Israeli might have been better off when Saddam Hussein was in power in Iraq, said Shin Bet security chief Yuval Diskin, according to a tape recording broadcast Monday by Channel 10 TV in Jerusalem.
The TV station said the tape came from a closed meeting about a month ago between Diskin and Jewish seminary students at Eli, a hard-line Jewish settlement in the West Bank near the city of Nablus.
Diskin’s voice was heard on the tape. “Sometimes when you dismantle a system in which a tyrant controls his people by force,” he said, commenting on the US-led offensive against Saddam, “and it breaks into pieces and generates chaos, you get a situation like in Iraq.
“Is it the situation better in Iraq today compared to what it was before?” he asked. “From the Israeli point of view, we could come around to missing Saddam,” he added.

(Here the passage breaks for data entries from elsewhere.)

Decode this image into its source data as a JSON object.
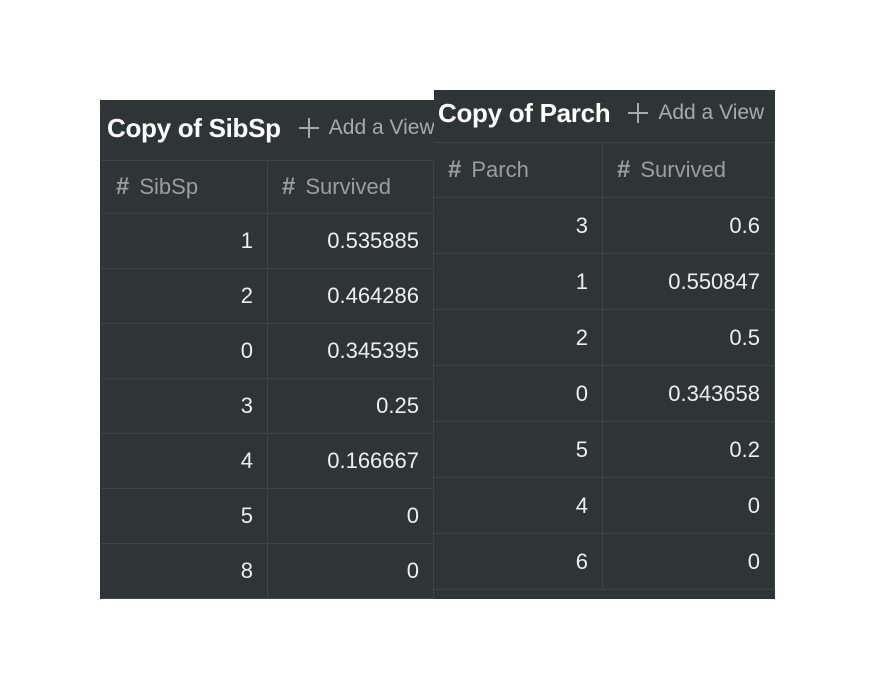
{
  "left_view": {
    "title": "Copy of SibSp",
    "add_view_label": "Add a View",
    "columns": [
      "SibSp",
      "Survived"
    ],
    "rows": [
      [
        "1",
        "0.535885"
      ],
      [
        "2",
        "0.464286"
      ],
      [
        "0",
        "0.345395"
      ],
      [
        "3",
        "0.25"
      ],
      [
        "4",
        "0.166667"
      ],
      [
        "5",
        "0"
      ],
      [
        "8",
        "0"
      ]
    ]
  },
  "right_view": {
    "title": "Copy of Parch",
    "add_view_label": "Add a View",
    "columns": [
      "Parch",
      "Survived"
    ],
    "rows": [
      [
        "3",
        "0.6"
      ],
      [
        "1",
        "0.550847"
      ],
      [
        "2",
        "0.5"
      ],
      [
        "0",
        "0.343658"
      ],
      [
        "5",
        "0.2"
      ],
      [
        "4",
        "0"
      ],
      [
        "6",
        "0"
      ]
    ]
  },
  "icons": {
    "column_type": "hash-icon",
    "add": "plus-icon"
  },
  "colors": {
    "panel_bg": "#2f3437",
    "grid_line": "#3f4447",
    "header_text": "#9b9d9e",
    "title_text": "#ffffff"
  }
}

Diskin was reflecting concern that an unstable post-Saddam Iraq could include a powerful militant Shiite Muslim faction that could instigate terror attacks against Israel.
During the 1991 Gulf war, Saddam’s Iraq fired 39 Scud missiles at Israel. All had conventional warheads. They caused considerable damage but few casualties.
At the beginning of the current conflict, despite dire warnings from Israeli military and security chiefs, Saddam did not attempt to attack Israel.